If you do decide to get into beekeeping the outlay would be about £1,000 – for your bees and your hive, and jars etc. A queen bee can cost up to £40! The good thing is that once you’ve spent this you don’t need to spend much more. And honey is a valuable commodity – it sells for £6-£7 for a pound!
After the introduction we geared up to open a hive. We were given a beesuit, but we had to bring wellies and our own Marigolds!
Initially this was all a bit scary. You crack the hive open (the bees seal it themselves!) and the noise starts. You can hear them all buzzing, and there are SO MANY bees.
This is the top layer:
Marion, our lovely beekeeping teacher, is holding one in this picture. We all passed it around to hold. Weirdly, although there are a lot of them and you’re going into their house the bees are very calm. The scared feeling soon dissipated and it was so interesting. We even held a drone bee, which are the males that breed with the queen. They don’t have stings so it’s not so bad!

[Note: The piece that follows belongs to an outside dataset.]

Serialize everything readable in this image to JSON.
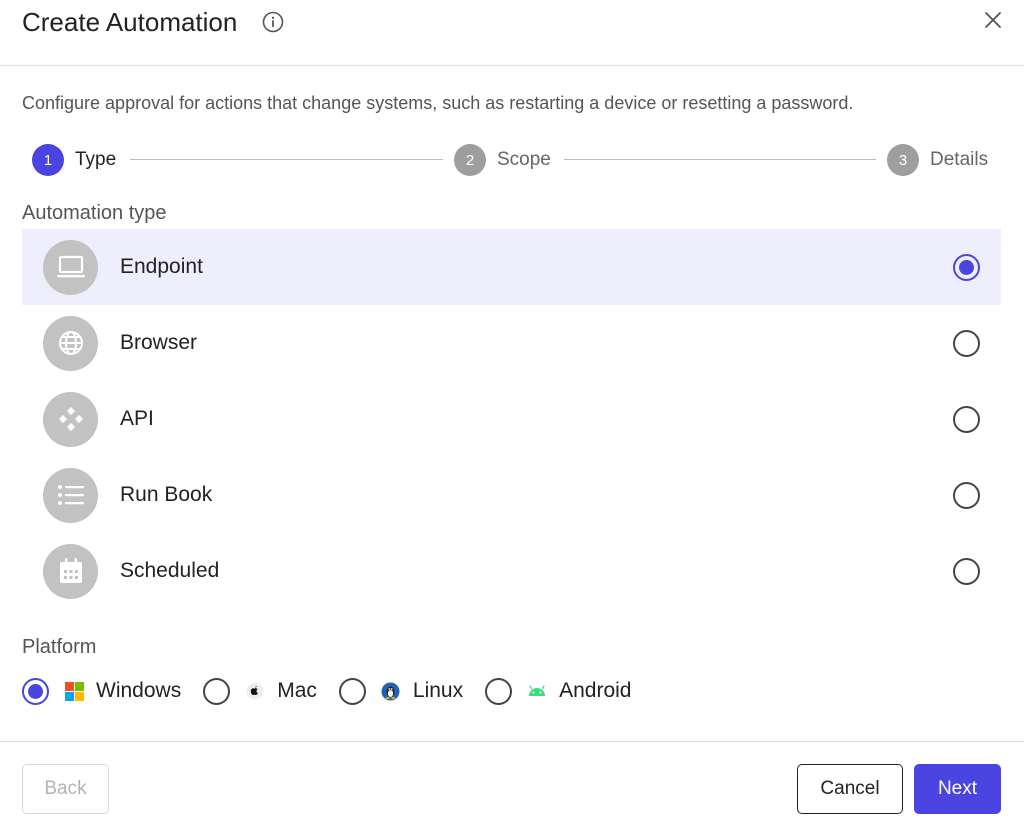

The whole thing was absolutely fascinating. I didn’t really realise bees were so interesting. For example, did you know that once a worker bee is born it starts working within a few seconds? They are literally born, stumble around, and then instantly get cracking.
I really enjoyed the session and would love to have a hive one day – although perhaps in retirement! If you’re interested in beekeeping you can find your local association here. I did a taster session hence the timing, but most courses start in January ahead of beekeeping season in March.